You were kept late at the office, and there’s no time to cook a healthy dinner. If you’d known that traffic would be so bad, you would have planned a slow cooker meal for today, but you thought you’d have a whole hour to whip up some chicken and couscous. You’re tired, hungry and don’t want to stop by the grocery store on the way home. Ordering a pizza it is!
Sound familiar? Unless you have unbelievable discipline, you’ve probably been there numerous times. The good news is that it doesn’t have to be that way. Cooking and freezing ingredients in advance will help you have something to throw together for those late and inconvenient nights.
You probably already have an emergency stash of frozen veggies, and you may even have cooked and frozen some diced chicken if you’re an omnivore, but you may not know that you can also cook and freeze whole grains to add to your late-night stash.
There’s no need to resort to expensive pre-bought frozen grains or pricey, preservative-laden boxed blends when you can cook and freeze your own grains for pennies.
How To Freeze Them
Pick a day when you’re going to have enough time on your hands to cook up plenty of grains. In general, larger grains like quinoa, millet, brown rice and barley freeze best; small grains like amaranth have a tendency to turn into mush when frozen, although you’re certainly welcome to try.
Cook up a big batch as you normally would. Once the grains are done cooking, run them under cold water to cool them off; not only will that keep you from burning yourself as you portion out the grains, but it’ll keep warm bags of grains from thawing and spoiling other food in your freezer.
Drain out any excess liquid. Measure out the grains a cup or two at a time and put each serving in a freezer bag or other airtight container.

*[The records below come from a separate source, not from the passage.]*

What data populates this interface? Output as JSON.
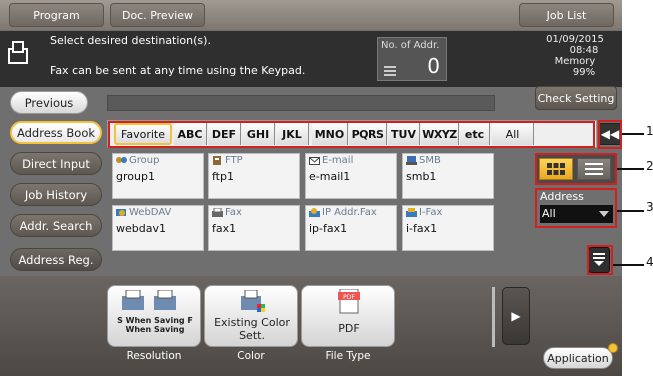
{
  "topbar": {
    "program": "Program",
    "doc_preview": "Doc. Preview",
    "job_list": "Job List"
  },
  "message": {
    "line1": "Select desired destination(s).",
    "line2": "Fax can be sent at any time using the Keypad.",
    "no_of_addr_label": "No. of Addr.",
    "no_of_addr_value": "0",
    "date": "01/09/2015",
    "time": "08:48",
    "memory_label": "Memory",
    "memory_value": "99%"
  },
  "previous": "Previous",
  "check_setting": "Check Setting",
  "left_menu": [
    "Address Book",
    "Direct Input",
    "Job History",
    "Addr. Search",
    "Address Reg."
  ],
  "index_tabs": [
    "Favorite",
    "ABC",
    "DEF",
    "GHI",
    "JKL",
    "MNO",
    "PQRS",
    "TUV",
    "WXYZ",
    "etc",
    "All"
  ],
  "destinations": [
    {
      "type": "Group",
      "name": "group1",
      "icon": "group-icon"
    },
    {
      "type": "FTP",
      "name": "ftp1",
      "icon": "ftp-icon"
    },
    {
      "type": "E-mail",
      "name": "e-mail1",
      "icon": "email-icon"
    },
    {
      "type": "SMB",
      "name": "smb1",
      "icon": "smb-icon"
    },
    {
      "type": "WebDAV",
      "name": "webdav1",
      "icon": "webdav-icon"
    },
    {
      "type": "Fax",
      "name": "fax1",
      "icon": "fax-icon"
    },
    {
      "type": "IP Addr.Fax",
      "name": "ip-fax1",
      "icon": "ip-fax-icon"
    },
    {
      "type": "I-Fax",
      "name": "i-fax1",
      "icon": "i-fax-icon"
    }
  ],
  "sort": {
    "label": "Address",
    "value": "All"
  },
  "functions": [
    {
      "button_text": "S When Saving F When Saving",
      "label": "Resolution"
    },
    {
      "button_text": "Existing Color Sett.",
      "label": "Color"
    },
    {
      "button_text": "PDF",
      "label": "File Type"
    }
  ],
  "application": "Application",
  "callouts": [
    "1",
    "2",
    "3",
    "4"
  ],
  "colors": {
    "highlight": "#f2c23a",
    "callout_red": "#d4201c",
    "dark_panel": "#2f2f2f"
  }
}
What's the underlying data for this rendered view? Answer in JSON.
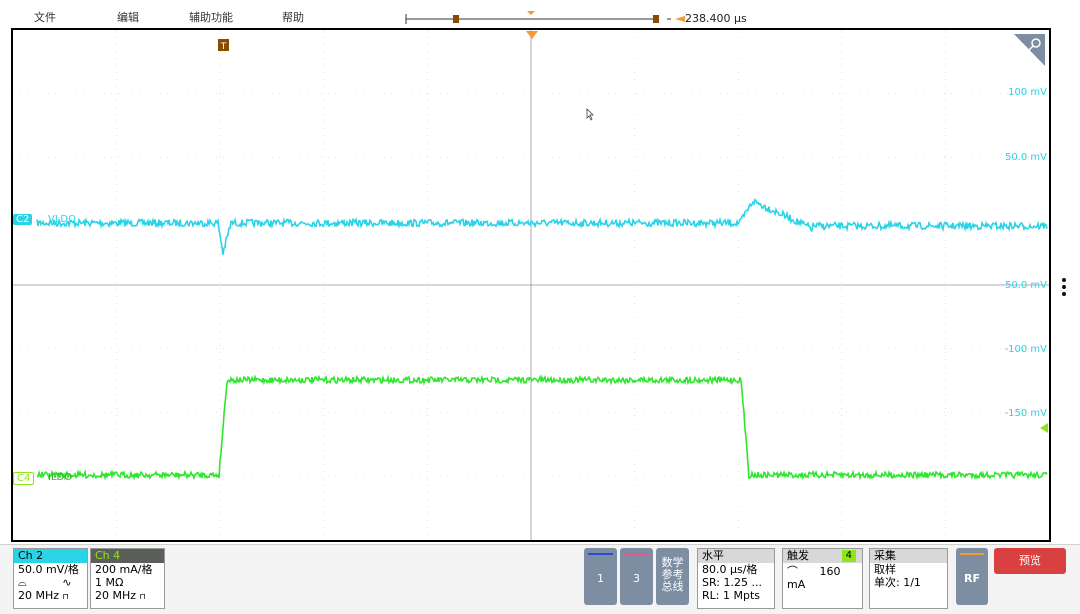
{
  "menu": {
    "file": "文件",
    "edit": "编辑",
    "utility": "辅助功能",
    "help": "帮助"
  },
  "timebase": {
    "readout": "238.400 µs"
  },
  "y_axis_labels": [
    "100 mV",
    "50.0 mV",
    "-50.0 mV",
    "-100 mV",
    "-150 mV"
  ],
  "channels": {
    "c2": {
      "tag": "C2",
      "name": "VLDO",
      "color": "#2ad3e6"
    },
    "c4": {
      "tag": "C4",
      "name": "ILDO",
      "color": "#2ee62e"
    }
  },
  "badges": {
    "ch2": {
      "title": "Ch 2",
      "scale": "50.0 mV/格",
      "bw": "20 MHz",
      "color": "#2ad3e6"
    },
    "ch4": {
      "title": "Ch 4",
      "scale": "200 mA/格",
      "impedance": "1 MΩ",
      "bw": "20 MHz",
      "head_bg": "#5a5f5a",
      "title_color": "#8ee61a"
    },
    "btn1": "1",
    "btn3": "3",
    "math": "数学\n参考\n总线",
    "math_l1": "数学",
    "math_l2": "参考",
    "math_l3": "总线",
    "horizontal": {
      "title": "水平",
      "scale": "80.0 µs/格",
      "sr": "SR: 1.25 ...",
      "rl": "RL: 1 Mpts"
    },
    "trigger": {
      "title": "触发",
      "source": "4",
      "level": "160 mA"
    },
    "acquire": {
      "title": "采集",
      "mode": "取样",
      "single": "单次: 1/1"
    },
    "rf": "RF",
    "preview": "预览"
  }
}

Label the bag with the type of grain, the amount inside, the date you cooked it and pop it in the freezer.
Voila! An easy, healthy grain side that keeps for up to a year.
If you’d like, you can experiment with flavors as well. Cook the grains in chicken stock instead of water, or add a handful of herbs after you rinse and drain them. Just make sure that you identify any added flavorings on the bag; you really don’t want to mix your special sage and thyme Thanksgiving mix into a Tex-Mex chili bowl.
Easy Portion Control
Freezing your grains in advance does more than save you time and money; it can also help you with portion control. By storing the grains in clearly labeled one or two-cup portions, you ensure that you only thaw out as much as you need.
If you’re cooking for one, an entire box of rice mix can tempt you to overeat. By preparing your one-cup bag of brown rice instead, you guarantee that you won’t eat more than that one cup.
How To Cook With Frozen Grains
Once you’re ready to eat those frozen grains, just put them in the microwave and defrost them as you would any other leftovers. If you’re mixing them into a soup or stew, you can add them directly to the simmering liquid in the cook pot. Because the grains are so small, they’ll break apart in the liquid and thaw quickly. (Think of how you throw a cup of frozen peas into your stew without worrying about defrosting them first.)
Freezing whole grains is a wonderful way to ensure that you aren’t stuck with that greasy pizza after a long day at work. It’s healthier, you’ll feel better and your pocketbook will appreciate it, too!